Daddy, I’m scared of the dark.
Daddy, will you hold me hand and walk me back to my room?
Her statement is unsurprising….her question though? It always catches me off guard.
She never asks me to turn on a light. She always asks me for my hand. I don’t remember when it clicked for me, but a few months ago, it became very clear that my daughter wasn’t scared of the dark.
She was scared of being alone in the dark.
Most of us aren’t scared of the darkness of grief and loss. We’re scared of being alone in that darkness.
I’ve learned this truth from Bethel as much as from my own daughter.
We met several years ago in the early months after her late husband David’s passing. I lost my brother several years prior and was introduced to Bethel through our mutual friend Faven, who lost her mother in the years between each of our losses. Grief united us. Our unintentional fluency created a safe space in the briefest of interactions.
I remember the pressure I felt when Faven introduced us. I knew everyone involved was praying I could provide Bethel with some hope. Maybe point her to some light at the end of this dark tunnel. I didn’t have much light and hope back then. The only thing I had to connect her to were four warm hands—two friends who had been widowed before the birth of their first gray hairs. They had walked along that dark path of losing a spouse at a young age, and for Bethel, that made all the difference.
As time passed, I realized that safety was the most helpful thing for a grieving soul.
Fear of the dark isn’t solved by adding light, but by removing loneliness.

Bethel recently wrote and released a book (of which my post this week is the foreword). This book, Not a Cinderella Story, is like a warm hand to hold for anyone searching for hope in the cold darkness of grief and looking for someone to turn on the lights. Bethel knows what it’s like to be drowned in splashes of sorry for your loss. These well meaning statements are intended to bring comfort and people imagine that they bring us some light. Yet, for all the good intentions, many are unaware just how much these phrases repeatedly remind us of our otherness. Our loneliness. The fact that we have less than they do. We have less than we used to.

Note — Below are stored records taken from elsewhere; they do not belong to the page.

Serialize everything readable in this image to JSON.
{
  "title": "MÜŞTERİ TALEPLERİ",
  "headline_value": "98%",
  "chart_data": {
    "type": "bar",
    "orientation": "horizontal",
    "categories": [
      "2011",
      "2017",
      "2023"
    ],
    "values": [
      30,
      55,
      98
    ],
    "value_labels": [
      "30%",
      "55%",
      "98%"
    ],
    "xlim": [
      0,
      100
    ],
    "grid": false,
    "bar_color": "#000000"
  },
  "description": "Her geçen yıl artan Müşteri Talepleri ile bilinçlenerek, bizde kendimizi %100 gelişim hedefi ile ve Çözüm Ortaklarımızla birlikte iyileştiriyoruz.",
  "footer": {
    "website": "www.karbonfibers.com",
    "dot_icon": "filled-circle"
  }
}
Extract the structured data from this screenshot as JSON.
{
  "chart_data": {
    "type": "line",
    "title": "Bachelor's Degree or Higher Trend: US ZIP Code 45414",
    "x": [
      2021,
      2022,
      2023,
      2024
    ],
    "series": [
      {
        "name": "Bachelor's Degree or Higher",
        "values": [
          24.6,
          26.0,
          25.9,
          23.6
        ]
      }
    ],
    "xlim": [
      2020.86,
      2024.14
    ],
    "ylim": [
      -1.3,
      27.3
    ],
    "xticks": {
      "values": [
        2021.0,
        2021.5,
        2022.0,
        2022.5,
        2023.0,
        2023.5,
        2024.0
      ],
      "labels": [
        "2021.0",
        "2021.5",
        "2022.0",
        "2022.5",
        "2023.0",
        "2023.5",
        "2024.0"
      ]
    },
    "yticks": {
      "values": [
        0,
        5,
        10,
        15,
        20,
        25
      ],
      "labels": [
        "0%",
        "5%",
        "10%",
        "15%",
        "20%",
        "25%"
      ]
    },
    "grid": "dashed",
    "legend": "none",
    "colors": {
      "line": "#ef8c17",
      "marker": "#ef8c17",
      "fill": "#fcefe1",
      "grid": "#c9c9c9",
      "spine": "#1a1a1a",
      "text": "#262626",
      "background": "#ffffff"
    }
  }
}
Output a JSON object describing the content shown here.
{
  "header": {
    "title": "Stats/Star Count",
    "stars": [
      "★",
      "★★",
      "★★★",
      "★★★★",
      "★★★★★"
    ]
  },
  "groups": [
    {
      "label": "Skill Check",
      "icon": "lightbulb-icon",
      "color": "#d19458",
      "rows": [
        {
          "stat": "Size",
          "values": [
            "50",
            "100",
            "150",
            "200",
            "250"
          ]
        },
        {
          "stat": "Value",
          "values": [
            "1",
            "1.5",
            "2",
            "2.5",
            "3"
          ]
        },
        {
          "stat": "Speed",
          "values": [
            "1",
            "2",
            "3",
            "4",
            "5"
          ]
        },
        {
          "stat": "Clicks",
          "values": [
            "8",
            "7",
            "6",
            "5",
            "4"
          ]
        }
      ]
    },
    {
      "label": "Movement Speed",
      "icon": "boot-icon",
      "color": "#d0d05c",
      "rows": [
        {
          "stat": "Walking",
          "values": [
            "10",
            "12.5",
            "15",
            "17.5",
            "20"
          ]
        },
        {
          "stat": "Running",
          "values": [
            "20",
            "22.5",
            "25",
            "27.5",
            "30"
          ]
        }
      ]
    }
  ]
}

Our loved ones are more than our lost ones. Bethel gives us a new way forward. This book is an example of how our fluency in grief extends a hand to grievers. Instead of being content hearing sorry for your loss, Bethel shares a story of her love. Every ounce of this is warm, inviting, intimate, sacred, and holy.
With every page, I was reminded that tragedy doesn’t ruin anyone. Hopelessness does.
And as long as we have a warm hand to hold on to, we are reminded that there is more life to live. Our current story is yet an incomplete one, and if we don’t have the strength to hold on to hope, we can experience it vicariously through the warmth of another.
You may still be in the dark.
You may still be scared.
But you’re not crazy.
You are not alone.
You are human.
Thanks for holding our hands through this dark hallway Bethel.